If Watson doesn't starting getting some answers soon, there's not only going to be a mad dog on the moor, but an Englishman also. (Who didn't see that coming, you know,. . . mad dogs and Englishmen. . . get it?)
Things just aren't coming together the way he had hoped. Sure, he keeps coming up with answers, but most of the time they seem to lead to more questions. Nothing is conclusive.
Sir Henry, since his fright in the night, seems non-committal to pursuing just about anything other than Berly.
The Barrymore's are only being helpful when they want to be.
Mortimer only shows up to play cards.
Stapletons not around.
And what the Heck? Holmes is no where to be found! (Does Watson ever receive any replies to his letters? I can't recall any mention of a reply, correct me if I am wrong, please.)
He has reached the point where he is questioning his "intelligence or (his) courage" saying he is feeling "deficient if (he) could not throw some further light upon the dark places."
He must be feeling a little abandoned.
Where Sherlock Holmes has Watson as his sounding board, Watson, seemingly has no one.
So in this chapter, off he goes to get some answers.
He is less than complimentary in his early descriptions of Mrs. Lyons, basically saying she is a beauty but with some indiscernible flaws Maybe only Mrs. Barrymore gets a less flattering introduction from Watson.
It doesn't take him very long to play the 'bad cop' in his interrogation of Mrs. Lyons, taking perhaps a lesson from Holmes' play book.
And luckily his patience pays off and he finds himself with another clue to the task he was about to undertake.
Next, for the second time in this tale, Watson sets out, at or near dark, to pursue a quest upon the loathsome moor. Resolute and steadfast in his determination to once again, find the man on the tor.
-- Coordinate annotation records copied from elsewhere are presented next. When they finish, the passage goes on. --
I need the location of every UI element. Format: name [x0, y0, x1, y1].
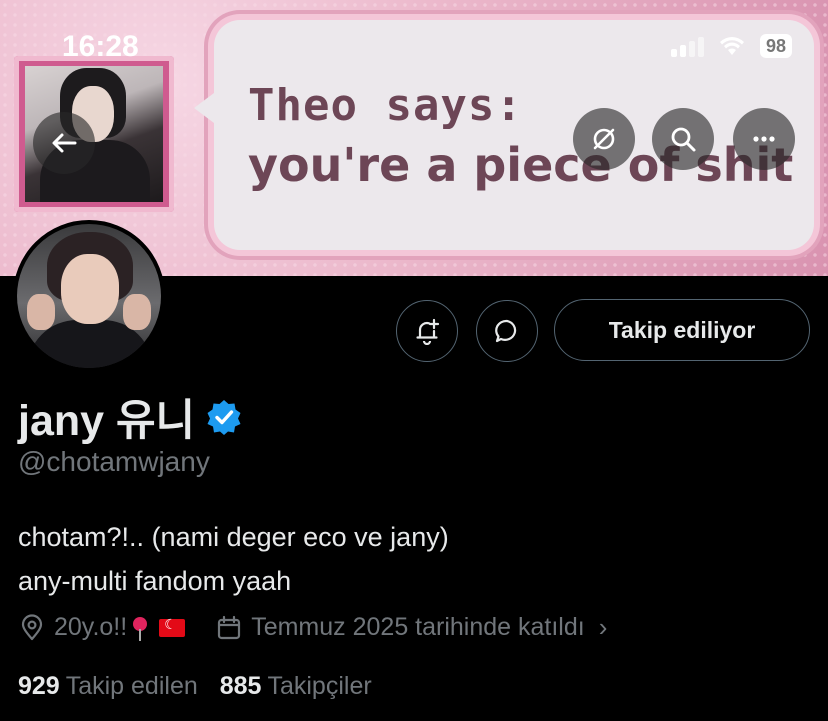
status-icons: 98 [670, 34, 792, 58]
banner-text-line1: Theo says: [248, 80, 523, 131]
battery-indicator: 98 [759, 34, 792, 58]
chevron-right-icon: › [598, 612, 608, 642]
follow-stats: 929 Takip edilen 885 Takipçiler [18, 672, 372, 701]
notifications-button[interactable] [396, 300, 458, 362]
joined-item[interactable]: Temmuz 2025 tarihinde katıldı › [215, 612, 607, 643]
location-item: 20y.o!! [18, 613, 186, 642]
bio-line-1: chotam?!.. (nami deger eco ve jany) [18, 522, 449, 552]
display-name: jany 유니 [18, 397, 196, 445]
username-handle: @chotamwjany [18, 446, 210, 477]
more-button[interactable] [733, 108, 795, 170]
bio-line-2: any-multi fandom yaah [18, 566, 292, 596]
location-text: 20y.o!! [54, 613, 128, 641]
message-bubble-icon [495, 319, 517, 343]
calendar-icon [218, 615, 241, 639]
bio: chotam?!.. (nami deger eco ve jany) any-… [18, 515, 449, 603]
followers-label: Takipçiler [267, 672, 372, 700]
joined-text: Temmuz 2025 tarihinde katıldı [251, 613, 585, 641]
signal-icon [670, 35, 704, 57]
status-time: 16:28 [62, 30, 139, 63]
search-icon [671, 127, 696, 152]
followers-stat[interactable]: 885 Takipçiler [220, 672, 372, 701]
verified-badge-icon[interactable] [205, 398, 243, 436]
display-name-row: jany 유니 [18, 386, 243, 448]
grok-button[interactable] [573, 108, 635, 170]
profile-screen: Theo says: you're a piece of shit 16:28 … [0, 0, 828, 721]
profile-meta: 20y.o!! Temmuz 2025 tarihinde katıldı › [18, 612, 637, 643]
turkey-flag-emoji [159, 616, 186, 637]
arrow-left-icon [52, 133, 77, 153]
avatar[interactable] [13, 220, 165, 372]
round-pushpin-emoji [133, 616, 148, 641]
back-button[interactable] [33, 112, 95, 174]
wifi-icon [719, 37, 744, 55]
following-label: Takip edilen [65, 672, 198, 700]
following-stat[interactable]: 929 Takip edilen [18, 672, 198, 701]
following-count: 929 [18, 672, 60, 700]
bell-plus-icon [416, 318, 440, 345]
more-icon [753, 136, 775, 142]
following-button[interactable]: Takip ediliyor [554, 299, 810, 361]
followers-count: 885 [219, 672, 262, 700]
message-button[interactable] [476, 300, 538, 362]
location-pin-icon [21, 613, 43, 640]
search-button[interactable] [652, 108, 714, 170]
grok-icon [593, 128, 615, 150]
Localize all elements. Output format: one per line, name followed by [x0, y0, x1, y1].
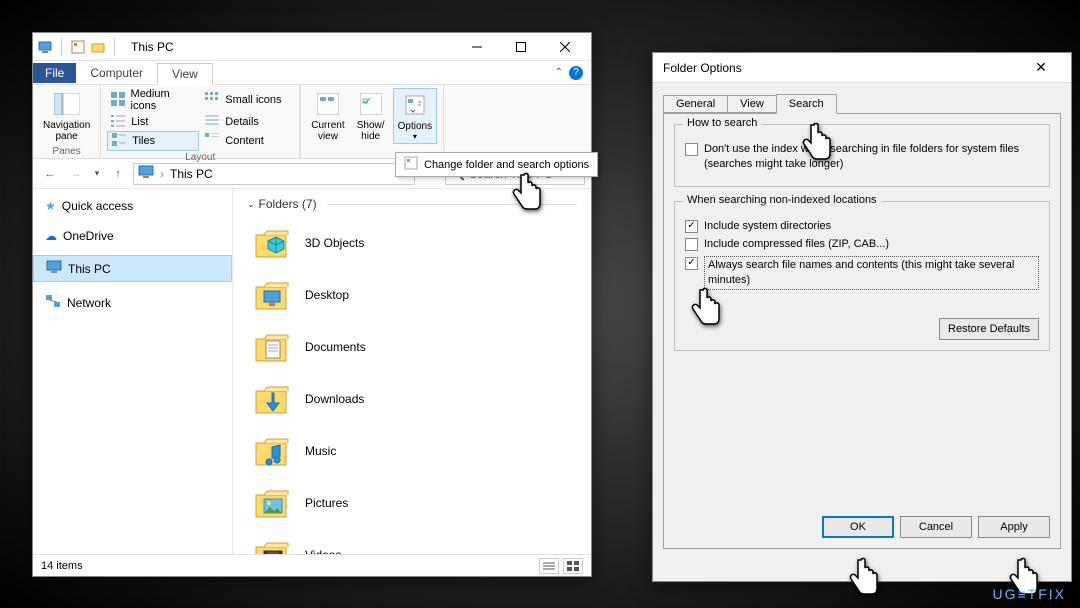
explorer-window: This PC File Computer View ⌃ ? Navigatio…	[32, 32, 592, 577]
layout-small-icons[interactable]: Small icons	[201, 91, 293, 109]
file-tab[interactable]: File	[33, 63, 76, 83]
folder-label: Desktop	[305, 288, 349, 302]
options-button[interactable]: Options ▾	[393, 88, 437, 144]
up-button[interactable]: ↑	[107, 163, 129, 185]
folder-item[interactable]: Pictures	[247, 477, 577, 529]
network-icon	[45, 294, 61, 311]
ok-button[interactable]: OK	[822, 516, 894, 538]
ribbon-group-panes: Navigation pane Panes	[33, 85, 101, 158]
label-system-dirs: Include system directories	[704, 219, 831, 234]
tab-computer[interactable]: Computer	[76, 63, 157, 83]
dialog-close-button[interactable]: ✕	[1021, 59, 1061, 76]
view-details-toggle[interactable]	[539, 558, 559, 574]
tab-general[interactable]: General	[663, 95, 728, 113]
ribbon-group-layout: Medium icons Small icons List Details Ti…	[101, 85, 300, 158]
folder-item[interactable]: Music	[247, 425, 577, 477]
this-pc-icon	[46, 260, 62, 277]
this-pc-icon	[37, 39, 53, 55]
show-hide-button[interactable]: Show/ hide	[353, 88, 389, 144]
help-icon[interactable]: ?	[569, 66, 583, 80]
checkbox-compressed[interactable]	[685, 238, 698, 251]
nav-quick-access[interactable]: ★Quick access	[33, 195, 232, 217]
folder-options-titlebar: Folder Options ✕	[653, 53, 1071, 83]
minimize-button[interactable]	[455, 33, 499, 61]
explorer-titlebar: This PC	[33, 33, 591, 61]
ribbon-tabs: File Computer View ⌃ ?	[33, 61, 591, 85]
tab-search[interactable]: Search	[776, 94, 837, 114]
cloud-icon: ☁	[45, 229, 57, 243]
options-tooltip: Change folder and search options	[395, 152, 598, 177]
breadcrumb[interactable]: This PC	[170, 167, 213, 181]
nav-onedrive[interactable]: ☁OneDrive	[33, 225, 232, 247]
folder-icon	[253, 433, 293, 469]
checkbox-system-dirs[interactable]	[685, 220, 698, 233]
folder-icon	[253, 277, 293, 313]
cancel-button[interactable]: Cancel	[900, 516, 972, 538]
folder-icon	[253, 381, 293, 417]
back-button[interactable]: ←	[39, 163, 61, 185]
tab-view[interactable]: View	[157, 63, 213, 85]
group-how-to-search: How to search Don't use the index when s…	[674, 124, 1050, 187]
checkbox-always-search[interactable]	[685, 257, 698, 270]
label-compressed: Include compressed files (ZIP, CAB...)	[704, 237, 889, 252]
folder-label: Videos	[305, 548, 341, 554]
nav-this-pc[interactable]: This PC	[33, 255, 232, 282]
address-bar[interactable]: › This PC ⌄	[133, 163, 415, 185]
watermark: UG≡TFIX	[993, 586, 1067, 602]
layout-content[interactable]: Content	[201, 132, 293, 150]
folder-icon	[253, 329, 293, 365]
layout-medium-icons[interactable]: Medium icons	[107, 87, 199, 113]
folder-label: 3D Objects	[305, 236, 364, 250]
chevron-down-icon: ⌄	[247, 199, 255, 210]
options-tooltip-icon	[404, 156, 418, 173]
content-pane: ⌄ Folders (7) 3D Objects Desktop Documents…	[233, 189, 591, 554]
qat-new-folder-icon[interactable]	[90, 39, 106, 55]
ribbon-collapse-icon[interactable]: ⌃	[555, 67, 563, 78]
recent-dropdown[interactable]: ▾	[91, 163, 103, 185]
layout-list[interactable]: List	[107, 113, 199, 131]
label-no-index: Don't use the index when searching in fi…	[704, 142, 1039, 173]
tab-view[interactable]: View	[727, 95, 777, 113]
current-view-button[interactable]: Current view	[307, 88, 348, 144]
folder-label: Pictures	[305, 496, 348, 510]
layout-tiles[interactable]: Tiles	[107, 131, 199, 151]
folders-header[interactable]: ⌄ Folders (7)	[247, 197, 577, 211]
dialog-title: Folder Options	[663, 61, 742, 75]
group-non-indexed: When searching non-indexed locations Inc…	[674, 201, 1050, 351]
folder-label: Documents	[305, 340, 366, 354]
view-tiles-toggle[interactable]	[563, 558, 583, 574]
maximize-button[interactable]	[499, 33, 543, 61]
folder-item[interactable]: Videos	[247, 529, 577, 554]
folder-options-dialog: Folder Options ✕ General View Search How…	[652, 52, 1072, 582]
window-title: This PC	[131, 40, 174, 54]
navigation-pane: ★Quick access ☁OneDrive This PC Network	[33, 189, 233, 554]
folder-item[interactable]: Downloads	[247, 373, 577, 425]
layout-details[interactable]: Details	[201, 113, 293, 131]
close-button[interactable]	[543, 33, 587, 61]
folder-icon	[253, 537, 293, 554]
status-bar: 14 items	[33, 554, 591, 576]
label-always-search: Always search file names and contents (t…	[704, 256, 1039, 291]
nav-network[interactable]: Network	[33, 290, 232, 315]
folder-label: Music	[305, 444, 336, 458]
apply-button[interactable]: Apply	[978, 516, 1050, 538]
forward-button[interactable]: →	[65, 163, 87, 185]
restore-defaults-button[interactable]: Restore Defaults	[939, 318, 1039, 340]
folder-label: Downloads	[305, 392, 364, 406]
checkbox-no-index[interactable]	[685, 143, 698, 156]
status-text: 14 items	[41, 560, 83, 572]
qat-properties-icon[interactable]	[70, 39, 86, 55]
ribbon-group-label-panes: Panes	[52, 145, 80, 158]
folder-icon	[253, 225, 293, 261]
navigation-pane-button[interactable]: Navigation pane	[39, 88, 94, 144]
this-pc-icon	[138, 165, 154, 182]
folder-item[interactable]: Desktop	[247, 269, 577, 321]
folder-item[interactable]: Documents	[247, 321, 577, 373]
folder-icon	[253, 485, 293, 521]
star-icon: ★	[45, 199, 56, 213]
ribbon-body: Navigation pane Panes Medium icons Small…	[33, 85, 591, 159]
folder-item[interactable]: 3D Objects	[247, 217, 577, 269]
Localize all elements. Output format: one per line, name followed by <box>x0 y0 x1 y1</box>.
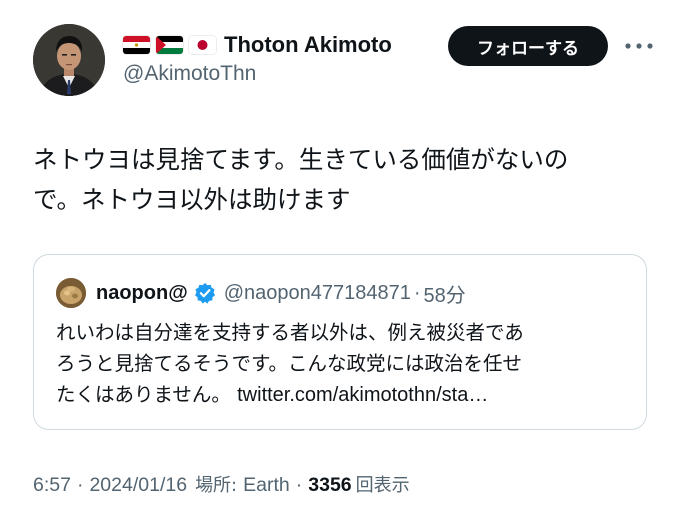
tweet-time[interactable]: 6:57 <box>33 474 71 497</box>
quoted-timestamp: 58分 <box>423 284 466 307</box>
tweet-text: ネトウヨは見捨てます。生きている価値がないの で。ネトウヨ以外は助けます <box>33 140 633 220</box>
palestine-flag-icon <box>156 36 183 54</box>
follow-button[interactable]: フォローする <box>448 26 608 66</box>
author-avatar[interactable] <box>33 24 105 96</box>
tweet-date[interactable]: 2024/01/16 <box>89 474 187 497</box>
tweet-text-line: で。ネトウヨ以外は助けます <box>33 185 351 214</box>
author-handle[interactable]: @AkimotoThn <box>123 62 256 86</box>
quoted-text-fragment: たくはありません。 <box>56 383 231 406</box>
location-label: 場所: <box>195 475 238 496</box>
egypt-flag-icon <box>123 36 150 54</box>
verified-badge-icon <box>194 282 216 304</box>
quoted-tweet-text: れいわは自分達を支持する者以外は、例え被災者であ ろうと見捨てるそうです。こんな… <box>56 317 636 411</box>
quoted-display-name: naopon@ <box>96 281 188 304</box>
tweet-text-line: ネトウヨは見捨てます。生きている価値がないの <box>33 145 569 174</box>
separator-dot: · <box>295 474 303 496</box>
location-value: Earth <box>243 474 290 496</box>
quoted-tweet[interactable]: naopon@ @naopon477184871 · 58分 れいわは自分達を支… <box>33 254 647 430</box>
author-name-row[interactable]: Thoton Akimoto <box>123 30 392 60</box>
views-label[interactable]: 回表示 <box>356 471 410 497</box>
separator-dot: · <box>76 474 84 496</box>
quoted-text-line: れいわは自分達を支持する者以外は、例え被災者であ <box>56 321 524 344</box>
tweet: Thoton Akimoto @AkimotoThn フォローする ネトウヨは見… <box>0 0 680 509</box>
quoted-author-avatar <box>56 278 86 308</box>
quoted-text-line: たくはありません。 twitter.com/akimotothn/sta… <box>56 379 636 411</box>
quoted-text-line: ろうと見捨てるそうです。こんな政党には政治を任せ <box>56 352 523 375</box>
quoted-link[interactable]: twitter.com/akimotothn/sta… <box>237 384 488 406</box>
tweet-meta: 6:57 · 2024/01/16 場所: Earth · 3356 回表示 <box>33 471 410 497</box>
views-count[interactable]: 3356 <box>308 474 351 497</box>
author-display-name[interactable]: Thoton Akimoto <box>224 32 392 58</box>
separator-dot: · <box>413 281 421 304</box>
more-dots-icon[interactable] <box>624 34 654 58</box>
quoted-tweet-header: naopon@ @naopon477184871 · 58分 <box>56 277 466 309</box>
quoted-handle: @naopon477184871 <box>223 281 411 304</box>
japan-flag-icon <box>189 36 216 54</box>
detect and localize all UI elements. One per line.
But his determination pays off. He finds the lonely dwelling and some signs of it's occupation. (Waxed paper has been around for a very long time.)
We also don't know how long he waited, it doesn't seem very long, but finally the huts most recent occupant returns.
And then we hear, "It is a lovely evening, my dear Watson. .. "
At this point, if it had been the Jude Law version of Watson, and even maybe the Martin Freeman one, Watson would have come flying out of the hut ready to pommel Holmes. (I like thinking Jude Law would do that.)
But what does our Watson do?
Did he feel relief?
Was he angry?
We will have to wait for the next chapter to find out.
Watson went seeking answers, but instead, if I may say, a prayer was answered as well.